Before the 1979 Revolution, Iran was a bustling society with more cultural, societal, and political freedoms than most of its neighbors. The University of Tehran educated both men and women and many Iranian students would study abroad in the U.S. or Europe. Women became very active in all realms of society, and frequently held public office. In 1975, the Family Protection Law granted custody and divorce rights to women. Secularism was encouraged and sometimes celebrated, much to the frustration of the conservative population and the Shia cleric. However, rapid secularization made many uncomfortable and frustrated, as the hijab became stigmatized and many women were demonized for donning conservative Islamic dress. In the end, the modernizing culture combined with limits on free speech and civil liberties clashed and led to protests and riots against the Shah. 

4. The SAVAK 

The SAVAK was the Iranian intelligence and security organization during the Shah’s reign. It was established with the help of the U.S.’ CIA in 1957. The SAVAK primarily served to protect the state and the Pahlavi government by regulating media, performing surveillance, and punishing dissidents.
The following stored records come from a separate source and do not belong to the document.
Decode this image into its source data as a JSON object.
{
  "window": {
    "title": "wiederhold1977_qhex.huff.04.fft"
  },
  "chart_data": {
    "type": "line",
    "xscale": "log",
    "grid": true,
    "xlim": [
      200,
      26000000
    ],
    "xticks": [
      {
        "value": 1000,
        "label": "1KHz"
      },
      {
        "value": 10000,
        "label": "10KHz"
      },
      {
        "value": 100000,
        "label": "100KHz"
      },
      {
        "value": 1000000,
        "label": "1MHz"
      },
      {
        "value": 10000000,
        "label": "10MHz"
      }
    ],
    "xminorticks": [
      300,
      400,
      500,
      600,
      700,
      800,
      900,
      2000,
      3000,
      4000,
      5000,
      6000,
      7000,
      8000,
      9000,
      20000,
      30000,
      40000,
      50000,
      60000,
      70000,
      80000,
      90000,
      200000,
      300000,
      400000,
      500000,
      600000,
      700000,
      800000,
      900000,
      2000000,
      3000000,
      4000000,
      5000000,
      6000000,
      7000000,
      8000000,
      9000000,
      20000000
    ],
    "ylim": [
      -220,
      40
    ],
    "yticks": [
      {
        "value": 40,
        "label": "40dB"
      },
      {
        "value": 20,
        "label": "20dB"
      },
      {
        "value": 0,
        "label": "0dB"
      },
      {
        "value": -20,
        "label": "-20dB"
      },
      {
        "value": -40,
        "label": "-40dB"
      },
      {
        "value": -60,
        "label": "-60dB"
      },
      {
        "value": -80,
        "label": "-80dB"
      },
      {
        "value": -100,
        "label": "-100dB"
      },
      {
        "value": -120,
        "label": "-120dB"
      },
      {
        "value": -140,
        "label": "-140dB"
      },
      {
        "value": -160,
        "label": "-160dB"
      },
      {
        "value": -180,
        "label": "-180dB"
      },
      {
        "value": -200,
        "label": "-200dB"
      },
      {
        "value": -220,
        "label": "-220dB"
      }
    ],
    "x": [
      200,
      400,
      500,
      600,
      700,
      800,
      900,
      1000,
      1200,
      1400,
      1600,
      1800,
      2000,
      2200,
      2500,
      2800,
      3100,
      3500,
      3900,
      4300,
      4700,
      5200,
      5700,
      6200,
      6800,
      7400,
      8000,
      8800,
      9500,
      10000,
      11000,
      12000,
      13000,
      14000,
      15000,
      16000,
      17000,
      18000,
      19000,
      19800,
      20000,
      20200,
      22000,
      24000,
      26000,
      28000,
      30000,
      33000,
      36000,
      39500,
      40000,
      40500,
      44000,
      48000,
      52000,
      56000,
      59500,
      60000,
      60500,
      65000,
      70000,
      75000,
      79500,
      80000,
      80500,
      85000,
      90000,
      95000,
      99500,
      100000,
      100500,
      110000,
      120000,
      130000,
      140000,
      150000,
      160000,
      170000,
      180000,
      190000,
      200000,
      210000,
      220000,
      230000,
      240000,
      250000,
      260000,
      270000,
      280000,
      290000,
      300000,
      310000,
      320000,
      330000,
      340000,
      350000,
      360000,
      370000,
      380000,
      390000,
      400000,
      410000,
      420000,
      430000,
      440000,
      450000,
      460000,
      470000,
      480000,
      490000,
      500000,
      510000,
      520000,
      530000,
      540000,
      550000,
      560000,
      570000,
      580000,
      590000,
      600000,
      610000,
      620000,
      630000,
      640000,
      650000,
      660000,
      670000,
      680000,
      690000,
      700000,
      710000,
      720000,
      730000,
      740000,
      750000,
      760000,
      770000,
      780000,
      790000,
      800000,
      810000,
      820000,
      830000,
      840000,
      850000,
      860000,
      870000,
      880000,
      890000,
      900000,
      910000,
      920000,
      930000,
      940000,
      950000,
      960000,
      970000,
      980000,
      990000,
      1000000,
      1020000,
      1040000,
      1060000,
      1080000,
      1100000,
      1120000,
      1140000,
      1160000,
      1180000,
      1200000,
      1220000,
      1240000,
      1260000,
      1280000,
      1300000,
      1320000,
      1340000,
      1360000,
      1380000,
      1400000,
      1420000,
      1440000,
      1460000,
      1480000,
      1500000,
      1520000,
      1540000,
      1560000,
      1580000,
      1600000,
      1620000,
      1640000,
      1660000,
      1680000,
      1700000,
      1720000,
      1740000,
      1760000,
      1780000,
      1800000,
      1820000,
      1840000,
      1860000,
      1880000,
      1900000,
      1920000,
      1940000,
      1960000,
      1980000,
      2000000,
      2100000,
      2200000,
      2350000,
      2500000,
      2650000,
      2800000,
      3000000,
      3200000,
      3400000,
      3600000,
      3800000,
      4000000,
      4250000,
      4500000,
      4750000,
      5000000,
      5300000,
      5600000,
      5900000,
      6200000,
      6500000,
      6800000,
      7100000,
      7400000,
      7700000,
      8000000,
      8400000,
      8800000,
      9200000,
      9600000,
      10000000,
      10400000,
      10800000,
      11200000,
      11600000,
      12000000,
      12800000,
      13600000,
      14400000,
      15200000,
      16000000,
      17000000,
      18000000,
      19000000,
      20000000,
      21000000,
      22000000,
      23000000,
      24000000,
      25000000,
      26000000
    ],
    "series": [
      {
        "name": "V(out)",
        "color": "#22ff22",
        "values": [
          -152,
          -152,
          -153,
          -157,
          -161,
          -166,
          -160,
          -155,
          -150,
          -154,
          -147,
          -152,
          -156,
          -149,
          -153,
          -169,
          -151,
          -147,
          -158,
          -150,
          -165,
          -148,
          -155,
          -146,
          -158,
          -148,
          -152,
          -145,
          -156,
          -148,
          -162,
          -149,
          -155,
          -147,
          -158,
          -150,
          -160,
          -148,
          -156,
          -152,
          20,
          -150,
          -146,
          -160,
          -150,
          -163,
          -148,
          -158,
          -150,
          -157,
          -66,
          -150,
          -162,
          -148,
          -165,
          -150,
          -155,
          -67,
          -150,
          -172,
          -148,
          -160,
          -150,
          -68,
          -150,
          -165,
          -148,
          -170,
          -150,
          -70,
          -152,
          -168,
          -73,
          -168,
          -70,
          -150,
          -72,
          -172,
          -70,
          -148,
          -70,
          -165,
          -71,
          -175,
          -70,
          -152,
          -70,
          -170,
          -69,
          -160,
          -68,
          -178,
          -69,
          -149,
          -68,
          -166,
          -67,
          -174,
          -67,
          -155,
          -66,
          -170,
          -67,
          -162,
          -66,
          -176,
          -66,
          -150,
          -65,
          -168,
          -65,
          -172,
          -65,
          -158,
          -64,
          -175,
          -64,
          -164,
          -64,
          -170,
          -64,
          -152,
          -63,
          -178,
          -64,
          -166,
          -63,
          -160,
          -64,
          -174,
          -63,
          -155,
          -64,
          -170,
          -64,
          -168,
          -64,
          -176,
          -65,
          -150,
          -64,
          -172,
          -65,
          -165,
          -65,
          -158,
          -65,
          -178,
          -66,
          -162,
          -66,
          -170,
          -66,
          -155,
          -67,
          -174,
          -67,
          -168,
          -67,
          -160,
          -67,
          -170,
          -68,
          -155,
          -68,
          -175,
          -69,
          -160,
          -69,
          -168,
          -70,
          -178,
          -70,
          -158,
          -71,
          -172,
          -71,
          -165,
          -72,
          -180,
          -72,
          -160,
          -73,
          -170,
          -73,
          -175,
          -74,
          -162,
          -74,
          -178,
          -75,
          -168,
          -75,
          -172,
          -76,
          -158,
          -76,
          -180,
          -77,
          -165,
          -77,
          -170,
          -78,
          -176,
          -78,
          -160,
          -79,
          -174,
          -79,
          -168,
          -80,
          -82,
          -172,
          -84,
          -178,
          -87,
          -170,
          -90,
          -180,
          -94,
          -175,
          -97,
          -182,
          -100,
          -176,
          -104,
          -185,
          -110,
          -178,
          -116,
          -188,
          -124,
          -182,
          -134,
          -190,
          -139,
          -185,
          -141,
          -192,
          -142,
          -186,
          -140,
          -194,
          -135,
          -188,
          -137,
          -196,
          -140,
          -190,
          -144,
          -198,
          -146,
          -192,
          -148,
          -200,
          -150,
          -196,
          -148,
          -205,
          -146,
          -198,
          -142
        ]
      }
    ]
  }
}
The Shah claimed that his enemies came from two sources - the “Red Threat,” communist guerrillas, and the “Black Threat”, the Iranian dissidents and Muslim clerics.

5. Reasons for the Revolution 

In 1977, Iranians began to protest for civil liberties, social justice, and a left-leaning economic system. Citizens were frustrated with the growing divide in social classes, the worsening economic situation, the actions of the Shah and the SAVAK, and for some, the abandonment of the country’s religiosity. Demands included wage increases, workers’ benefits, the return of Ayatollah Khomeini, and dissolution of the one-party system. Most of the population did not protest in support of an Islamic regime, rather, they advocated for communism, socialism, or a similar change in government. Many communist dissidents were arrested, and thus gained sympathy and the devotion of society. Capitalism became a symbol of Western power and intervention and was therefore rejected by many Iranian youth. An overwhelming number of Iranians flooded the streets for months on end, each for their own reasons and beliefs, until the Shah fled the country on January 16, 1979. The Islamic Republic of Iran was established April 1, 1979.